At that point, you’ve got two choices; wait it out, or attack it head-on.  Every so often someone, usually trying their level best to be helpful, will tell you that it will “pass.” Well, yes, it does, and will. But if you’re of a certain frame of mind — impatient, wanting to create but finding yourself frozen in place — waiting may not seem like (or, if you’re on a deadline, may well not be) an option.

What to do, then? Whatever it is that you’d normally do (writing, photography, pottery, balloon animals), keep on doing it. But we’re going to add a little twist: before you begin, you have to do one very important thing. You have to give yourself permission to be mediocre, or even terrible. Switch off your usual critical voice. Forget your technique, screw the rules, say to hell with even your craft. Your only mission, for one day or one hundred or however long it takes, is to “fake it ’til you make it.”

And when I say to ditch all your usual methods of working, I mean it. Put it — all of it — aside. Change up the times at which you work, your usual subject matter, your usual judgments and preferences and gear.* You only shoot landscapes in medium format at sunset? Not now you don’t. Remember, doing your “usual” was what got you into this rut in the first place. Shoot cars at high noon with your camera phone. Shoot cat pictures on your lunch hour with disposable cameras from the drugstore down the street. Take snapshots — yes, snapshots — of clouds or hot dog vendors or that lady at the greeting card store who looks like maybe she does whippets on the store’s helium tank.
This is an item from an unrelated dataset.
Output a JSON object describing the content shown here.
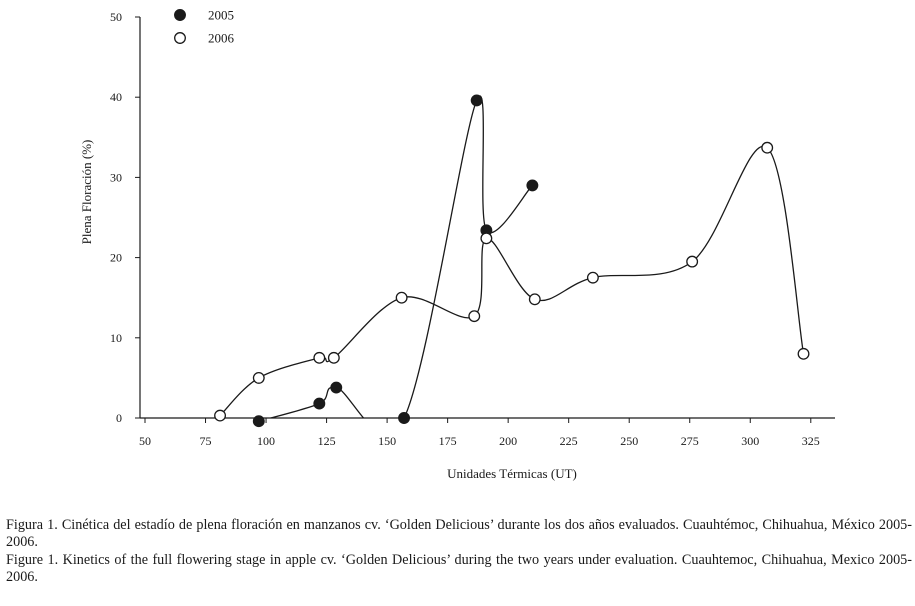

Take anything you want except landscapes with your medium format at your appointed time, until you have a very clear idea in your head of what you want — maybe even need — to shoot.

So. Wait it out, or attack it head-on? I’ve tried it both ways, and I can tell you from experience, I will not wait again, nor do I suggest that you wait. The facepalm-inducing feeling you get when the block finally lifts (or when you finally figure out how to lift it yourself) and you realize all that you could’ve been doing, could have been creating, in that lost time just ain’t worth it.

From time to time, I’ll be sharing some tips and strategies that have worked for me in getting past my own blocks (in fact, I’ll be sharing a personal favorite tomorrow), and I’d appreciate if you’d share yours too.

*This also applies to any non-photographers/writers who might’ve wandered here accidentally, by the way.